I'm finding one-night stands a bit boring and like a contest of sorts where I'm expecting scoring cards at the end so am putting maximum effort into smashing the hell out of them so I don't get any bad chat down the pub! Most of the time I don't even end up "arriving".
So... now I'm now working on a neighbour whose bloke is ignoring her and being a ****. It's like a challenge although I'm really not interested at all. I've got £50 on with a mate as to who can get to her first.
I should really order a Fleshlight.
Been with my current girlfriend since December, all was going well until recently she has got into depression over various issues from the past that still affect her. she's currently signed off and now on pills :/ for a few weeks, the problem is im struggling with her as she has change so much, its like seeing a different person and its really a struggle to treat her in the same way as before. She is saying it will hopefully sort its self out in a month or so.
Has anyone else experienced something like this before?
Been with my current girlfriend since December, all was going well until recently she has got into depression over various issues from the past that still affect her. she's currently signed off and now on pills :/ for a few weeks, the problem is im struggling with her as she has change so much, its like seeing a different person and its really a struggle to treat her in the same way as before. She is saying it will hopefully sort its self out in a month or so.
Has anyone else experienced something like this before?
Is Narj for real
I really hope not for his own sake, not to mention any woman who has the misfortune of meeting him.
Have you never got yourself into bad/embarrassing situations then?Alcohol has a good habit of ensuring it happens occasionally. The past year has been a bit nuts, that's all.
I accept that pooing where you eat is probably not a good idea after reading some responses here so will bin that idea.![]()
@ CoreKrogoth
From personal experience, if she's having time off and medication for historical issues this early in your relationship, then I doubt that this is just something that is a passing phase due to work/life stress (for example).
Most likely these are issues that will follow a cycle - everything is ok / most things are ok / some things are not ok / everything is not ok.
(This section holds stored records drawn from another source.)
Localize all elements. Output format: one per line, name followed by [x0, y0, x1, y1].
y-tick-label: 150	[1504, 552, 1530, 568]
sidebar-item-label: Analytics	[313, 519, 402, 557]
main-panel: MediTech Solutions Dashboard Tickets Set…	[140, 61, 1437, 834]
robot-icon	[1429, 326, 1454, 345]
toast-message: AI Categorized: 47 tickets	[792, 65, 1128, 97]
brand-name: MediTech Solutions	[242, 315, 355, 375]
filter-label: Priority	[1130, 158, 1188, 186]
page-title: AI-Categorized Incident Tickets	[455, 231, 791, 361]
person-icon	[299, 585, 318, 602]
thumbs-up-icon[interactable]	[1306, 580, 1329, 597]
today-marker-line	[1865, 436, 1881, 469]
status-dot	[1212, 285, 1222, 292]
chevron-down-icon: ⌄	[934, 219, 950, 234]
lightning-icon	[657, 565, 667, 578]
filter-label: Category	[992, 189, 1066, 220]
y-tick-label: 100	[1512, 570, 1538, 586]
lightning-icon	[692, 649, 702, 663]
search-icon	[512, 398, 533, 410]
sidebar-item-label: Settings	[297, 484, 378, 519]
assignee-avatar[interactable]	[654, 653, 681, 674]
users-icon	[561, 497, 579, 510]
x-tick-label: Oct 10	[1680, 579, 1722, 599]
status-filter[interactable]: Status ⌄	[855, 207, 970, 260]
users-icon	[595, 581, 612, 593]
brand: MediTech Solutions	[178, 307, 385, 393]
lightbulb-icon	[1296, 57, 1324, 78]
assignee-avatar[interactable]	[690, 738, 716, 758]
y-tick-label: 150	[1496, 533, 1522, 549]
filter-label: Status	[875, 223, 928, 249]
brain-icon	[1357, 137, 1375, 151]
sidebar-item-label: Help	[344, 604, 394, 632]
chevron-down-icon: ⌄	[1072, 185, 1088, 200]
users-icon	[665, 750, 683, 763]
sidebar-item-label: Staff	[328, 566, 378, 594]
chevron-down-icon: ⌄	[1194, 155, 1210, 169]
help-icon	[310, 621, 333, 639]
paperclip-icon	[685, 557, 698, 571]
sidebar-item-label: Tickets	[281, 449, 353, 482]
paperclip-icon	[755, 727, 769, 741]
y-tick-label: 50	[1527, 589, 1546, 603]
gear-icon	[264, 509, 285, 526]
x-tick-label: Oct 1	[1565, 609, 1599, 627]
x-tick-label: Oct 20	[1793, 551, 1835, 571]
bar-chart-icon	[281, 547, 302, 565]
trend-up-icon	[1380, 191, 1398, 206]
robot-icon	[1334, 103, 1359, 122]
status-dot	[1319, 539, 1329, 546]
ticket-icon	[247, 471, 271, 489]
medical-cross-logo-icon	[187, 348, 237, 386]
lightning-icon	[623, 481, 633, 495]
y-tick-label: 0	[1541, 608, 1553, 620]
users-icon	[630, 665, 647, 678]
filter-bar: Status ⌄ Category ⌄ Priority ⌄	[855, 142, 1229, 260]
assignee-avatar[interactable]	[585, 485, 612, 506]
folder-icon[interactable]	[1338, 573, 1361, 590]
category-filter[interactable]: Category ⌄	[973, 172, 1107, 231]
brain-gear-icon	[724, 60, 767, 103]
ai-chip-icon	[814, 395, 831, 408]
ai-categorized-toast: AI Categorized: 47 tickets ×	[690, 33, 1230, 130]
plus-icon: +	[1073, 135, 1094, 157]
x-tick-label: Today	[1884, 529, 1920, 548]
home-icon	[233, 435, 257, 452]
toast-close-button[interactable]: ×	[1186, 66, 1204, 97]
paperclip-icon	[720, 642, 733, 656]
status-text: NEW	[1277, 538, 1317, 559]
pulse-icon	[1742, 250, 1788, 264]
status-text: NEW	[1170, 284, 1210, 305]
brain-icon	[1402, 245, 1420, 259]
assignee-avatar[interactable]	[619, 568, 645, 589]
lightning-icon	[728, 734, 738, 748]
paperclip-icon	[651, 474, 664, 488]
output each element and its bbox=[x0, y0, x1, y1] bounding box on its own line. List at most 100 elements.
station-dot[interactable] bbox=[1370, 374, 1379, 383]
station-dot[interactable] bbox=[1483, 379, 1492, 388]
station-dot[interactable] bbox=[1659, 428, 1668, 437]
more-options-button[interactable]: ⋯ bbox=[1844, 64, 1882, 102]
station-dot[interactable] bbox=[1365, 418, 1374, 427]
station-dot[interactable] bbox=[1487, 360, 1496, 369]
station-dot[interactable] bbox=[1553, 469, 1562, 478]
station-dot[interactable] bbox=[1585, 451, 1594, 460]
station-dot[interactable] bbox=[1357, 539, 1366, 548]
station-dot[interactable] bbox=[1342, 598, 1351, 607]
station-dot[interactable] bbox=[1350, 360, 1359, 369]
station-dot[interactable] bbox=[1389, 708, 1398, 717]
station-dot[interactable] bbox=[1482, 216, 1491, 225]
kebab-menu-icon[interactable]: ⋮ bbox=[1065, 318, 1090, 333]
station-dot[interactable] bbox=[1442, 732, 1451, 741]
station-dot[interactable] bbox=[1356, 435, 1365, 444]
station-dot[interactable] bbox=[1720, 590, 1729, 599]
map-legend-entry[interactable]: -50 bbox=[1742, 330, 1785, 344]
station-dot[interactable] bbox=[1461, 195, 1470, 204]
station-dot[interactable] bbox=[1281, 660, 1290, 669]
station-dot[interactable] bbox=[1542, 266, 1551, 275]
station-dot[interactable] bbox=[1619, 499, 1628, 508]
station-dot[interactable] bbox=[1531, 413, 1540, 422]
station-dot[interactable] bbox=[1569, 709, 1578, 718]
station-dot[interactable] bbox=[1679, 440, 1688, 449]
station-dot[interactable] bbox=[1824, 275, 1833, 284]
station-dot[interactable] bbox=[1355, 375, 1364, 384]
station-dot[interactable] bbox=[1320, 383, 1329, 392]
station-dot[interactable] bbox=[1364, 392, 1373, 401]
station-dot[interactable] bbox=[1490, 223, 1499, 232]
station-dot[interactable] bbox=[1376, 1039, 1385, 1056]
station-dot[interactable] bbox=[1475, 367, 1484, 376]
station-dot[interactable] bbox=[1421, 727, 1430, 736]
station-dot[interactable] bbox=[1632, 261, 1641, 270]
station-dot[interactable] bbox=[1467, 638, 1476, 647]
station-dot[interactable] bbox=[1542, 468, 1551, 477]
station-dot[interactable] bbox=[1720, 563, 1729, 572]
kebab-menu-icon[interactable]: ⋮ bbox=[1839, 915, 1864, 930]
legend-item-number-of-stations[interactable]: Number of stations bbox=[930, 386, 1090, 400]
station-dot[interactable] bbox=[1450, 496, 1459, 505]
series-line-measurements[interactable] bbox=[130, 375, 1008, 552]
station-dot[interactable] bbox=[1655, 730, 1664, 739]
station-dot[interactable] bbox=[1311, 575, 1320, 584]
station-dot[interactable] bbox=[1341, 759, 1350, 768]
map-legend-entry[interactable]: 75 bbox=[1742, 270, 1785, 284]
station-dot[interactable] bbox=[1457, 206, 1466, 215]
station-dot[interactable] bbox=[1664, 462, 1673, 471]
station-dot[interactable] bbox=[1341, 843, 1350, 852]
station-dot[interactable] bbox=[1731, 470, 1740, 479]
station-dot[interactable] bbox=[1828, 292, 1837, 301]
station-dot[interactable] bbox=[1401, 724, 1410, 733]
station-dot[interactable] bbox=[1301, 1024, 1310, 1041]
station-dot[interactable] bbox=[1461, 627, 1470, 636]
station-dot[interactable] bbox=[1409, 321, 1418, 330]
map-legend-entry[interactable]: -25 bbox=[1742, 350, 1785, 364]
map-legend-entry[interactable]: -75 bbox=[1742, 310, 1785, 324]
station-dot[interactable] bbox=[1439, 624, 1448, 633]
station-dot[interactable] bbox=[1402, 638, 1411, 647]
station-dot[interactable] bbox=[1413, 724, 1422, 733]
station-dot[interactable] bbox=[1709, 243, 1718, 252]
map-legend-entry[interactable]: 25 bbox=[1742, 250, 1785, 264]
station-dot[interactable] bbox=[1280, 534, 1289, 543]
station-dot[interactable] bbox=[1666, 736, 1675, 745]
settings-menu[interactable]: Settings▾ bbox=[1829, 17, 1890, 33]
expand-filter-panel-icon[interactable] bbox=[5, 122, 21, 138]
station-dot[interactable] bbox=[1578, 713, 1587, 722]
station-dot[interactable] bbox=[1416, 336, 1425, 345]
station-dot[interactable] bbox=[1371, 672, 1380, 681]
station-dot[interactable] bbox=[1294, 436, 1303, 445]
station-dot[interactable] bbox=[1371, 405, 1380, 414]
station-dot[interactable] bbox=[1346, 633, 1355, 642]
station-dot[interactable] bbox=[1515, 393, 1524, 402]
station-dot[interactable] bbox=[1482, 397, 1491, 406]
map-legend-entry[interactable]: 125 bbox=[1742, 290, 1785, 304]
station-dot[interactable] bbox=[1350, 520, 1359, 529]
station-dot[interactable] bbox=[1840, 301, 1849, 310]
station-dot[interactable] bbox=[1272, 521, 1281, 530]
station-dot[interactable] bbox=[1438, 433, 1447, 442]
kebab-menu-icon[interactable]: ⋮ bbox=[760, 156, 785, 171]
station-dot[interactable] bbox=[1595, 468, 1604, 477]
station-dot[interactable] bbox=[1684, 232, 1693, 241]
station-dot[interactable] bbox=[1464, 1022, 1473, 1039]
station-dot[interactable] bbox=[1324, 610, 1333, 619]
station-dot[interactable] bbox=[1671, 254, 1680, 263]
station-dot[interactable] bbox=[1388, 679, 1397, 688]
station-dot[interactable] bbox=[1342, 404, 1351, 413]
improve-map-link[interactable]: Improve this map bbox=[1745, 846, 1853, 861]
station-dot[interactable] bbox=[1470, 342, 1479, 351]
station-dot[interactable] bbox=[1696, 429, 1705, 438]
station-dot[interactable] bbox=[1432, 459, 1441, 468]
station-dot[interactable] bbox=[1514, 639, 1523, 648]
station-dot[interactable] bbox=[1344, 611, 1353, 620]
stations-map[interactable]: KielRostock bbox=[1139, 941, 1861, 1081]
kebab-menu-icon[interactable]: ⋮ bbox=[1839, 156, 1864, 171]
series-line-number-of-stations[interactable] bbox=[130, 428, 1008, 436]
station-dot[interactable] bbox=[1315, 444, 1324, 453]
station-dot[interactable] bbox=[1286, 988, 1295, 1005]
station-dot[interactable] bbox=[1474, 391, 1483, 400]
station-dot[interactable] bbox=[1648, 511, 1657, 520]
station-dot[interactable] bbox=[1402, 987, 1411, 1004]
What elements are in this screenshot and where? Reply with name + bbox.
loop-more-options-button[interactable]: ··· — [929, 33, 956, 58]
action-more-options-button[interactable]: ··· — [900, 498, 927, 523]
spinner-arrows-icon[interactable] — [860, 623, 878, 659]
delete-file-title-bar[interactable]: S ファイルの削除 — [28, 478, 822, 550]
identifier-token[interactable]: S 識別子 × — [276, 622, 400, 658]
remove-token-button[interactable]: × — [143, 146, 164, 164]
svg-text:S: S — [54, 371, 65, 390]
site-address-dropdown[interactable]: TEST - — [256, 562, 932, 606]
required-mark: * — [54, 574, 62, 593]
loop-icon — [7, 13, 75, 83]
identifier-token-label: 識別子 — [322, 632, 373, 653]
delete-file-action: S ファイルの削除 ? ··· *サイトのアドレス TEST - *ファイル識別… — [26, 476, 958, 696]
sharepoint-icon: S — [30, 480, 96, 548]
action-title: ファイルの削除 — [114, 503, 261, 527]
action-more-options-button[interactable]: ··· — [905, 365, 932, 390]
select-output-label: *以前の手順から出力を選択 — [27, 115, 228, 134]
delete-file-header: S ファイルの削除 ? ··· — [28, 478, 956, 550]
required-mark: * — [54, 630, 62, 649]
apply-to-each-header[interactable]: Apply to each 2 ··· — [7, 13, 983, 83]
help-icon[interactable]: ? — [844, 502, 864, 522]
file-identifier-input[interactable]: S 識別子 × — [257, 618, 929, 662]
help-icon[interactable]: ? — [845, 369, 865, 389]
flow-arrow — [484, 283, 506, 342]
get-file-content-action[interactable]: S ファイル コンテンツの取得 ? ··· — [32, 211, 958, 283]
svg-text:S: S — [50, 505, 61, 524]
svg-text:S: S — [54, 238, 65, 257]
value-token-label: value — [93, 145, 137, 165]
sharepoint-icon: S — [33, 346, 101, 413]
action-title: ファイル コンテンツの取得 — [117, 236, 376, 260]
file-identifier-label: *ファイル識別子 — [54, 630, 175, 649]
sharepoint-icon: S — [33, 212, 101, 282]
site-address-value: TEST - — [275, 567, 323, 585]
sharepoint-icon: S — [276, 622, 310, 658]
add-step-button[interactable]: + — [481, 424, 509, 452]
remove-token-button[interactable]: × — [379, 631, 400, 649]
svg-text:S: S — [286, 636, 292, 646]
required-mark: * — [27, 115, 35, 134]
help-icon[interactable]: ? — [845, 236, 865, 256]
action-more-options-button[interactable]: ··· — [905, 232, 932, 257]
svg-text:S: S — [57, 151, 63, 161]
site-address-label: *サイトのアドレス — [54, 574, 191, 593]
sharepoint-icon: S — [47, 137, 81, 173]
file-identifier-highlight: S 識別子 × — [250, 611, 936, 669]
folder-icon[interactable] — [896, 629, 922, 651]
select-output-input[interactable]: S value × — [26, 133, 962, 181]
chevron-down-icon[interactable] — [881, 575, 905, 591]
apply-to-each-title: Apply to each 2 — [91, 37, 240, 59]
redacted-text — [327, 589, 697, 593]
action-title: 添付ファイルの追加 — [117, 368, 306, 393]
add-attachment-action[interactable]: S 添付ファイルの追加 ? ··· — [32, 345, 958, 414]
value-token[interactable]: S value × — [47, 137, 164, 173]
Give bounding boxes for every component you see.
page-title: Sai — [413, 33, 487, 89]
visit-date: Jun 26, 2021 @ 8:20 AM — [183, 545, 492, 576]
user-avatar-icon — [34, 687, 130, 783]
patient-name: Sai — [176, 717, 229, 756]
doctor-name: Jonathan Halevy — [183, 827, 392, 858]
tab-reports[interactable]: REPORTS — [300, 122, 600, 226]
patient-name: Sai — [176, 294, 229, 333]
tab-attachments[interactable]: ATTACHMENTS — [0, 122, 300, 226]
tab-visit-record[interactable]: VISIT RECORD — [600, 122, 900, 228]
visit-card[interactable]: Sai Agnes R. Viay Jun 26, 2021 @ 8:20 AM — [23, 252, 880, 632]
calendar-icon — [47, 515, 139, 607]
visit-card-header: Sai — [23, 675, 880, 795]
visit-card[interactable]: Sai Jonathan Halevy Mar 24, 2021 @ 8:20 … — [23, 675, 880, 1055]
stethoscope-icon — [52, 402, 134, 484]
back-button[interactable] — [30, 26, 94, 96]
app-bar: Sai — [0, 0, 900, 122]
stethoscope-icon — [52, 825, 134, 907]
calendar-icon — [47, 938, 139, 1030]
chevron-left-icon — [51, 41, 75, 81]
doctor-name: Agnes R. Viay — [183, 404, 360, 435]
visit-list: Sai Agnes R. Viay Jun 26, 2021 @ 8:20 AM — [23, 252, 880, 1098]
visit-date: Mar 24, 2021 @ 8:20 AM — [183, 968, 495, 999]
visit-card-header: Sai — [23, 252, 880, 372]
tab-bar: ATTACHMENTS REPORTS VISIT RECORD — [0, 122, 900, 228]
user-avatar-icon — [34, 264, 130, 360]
Repeat.
In short, they are likely to be with her (and by extension anyone who is with her) for the rest of her life.
Whilst this doesn't mean you should run to the hills, you should be aware that the strength required to give her the support she may demand is likely far in excess of what your compassion leads you to act upon.
I found my life and relationship revolving almost entirely around the needs and irrational behaviour of another; I chose because I loved her, but in the end it almost broke me.
When push finally came to shove I found that the woman I'd been with for almost a decade was a complete stranger to me. Calling that a rude awakening was something of an understatement.
It's different for everyone, but there will always be some constants to behaviour and conditions like depression. Just be careful you don't allow another's condition to use you up because you care for them.
Maybe you aren't as bad a person as some of your posts make you sound. I don't know.
Of course I have got myself into embarrassing situations and I have made mistakes. But I always try to treat people as I'd like to be treated myself. The comments about making bets with your mate about who gets to bang someone first does not make you sound like a particularly nice person though.
I have always strived for long term relationships and steered away from one night stands, but that's just me.
I am currently 3 years into a relationship with a fantastic girl and wouldn't have it any other way.
Have you never got yourself into bad/embarrassing situations then?Alcohol has a good habit of ensuring it happens occasionally. The past year has been a bit nuts, that's all. A few Jeremy Kyle moments but you just have to laugh it off.
My life is normally pretty boring tbh.
I accept that pooing where you eat is probably not a good idea after reading some responses here so will bin that idea.![]()
People with these conditions have no place starting relationships with people.
Of course, let's stigmatise mental health issues even more and alienate those who suffer from them by ensuring they can never have a meaningful relationship with another person.
Of course, let's stigmatise mental health issues even more and alienate those who suffer from them by ensuring they can never have a meaningful relationship with another person.
But likewise, let's not say that those who find themselves in a relationship with a mentally disturbed partner must always ruin their own lives. People (for whatever reason) can become toxic and at some point a partner can be justified in bailing on a relationship for reasons of self-preservation.
Abuse comes in all sort of forms, and I would never suggest someone "must" stay with an abusive partner. Years of caring for a depressed, bi-polar or sociopathic partner with no end in sight has to stop at some point.
Having mental health issues doesn't automatically excuse poor behaviour in a relationship, nor require that a partner has to endure it.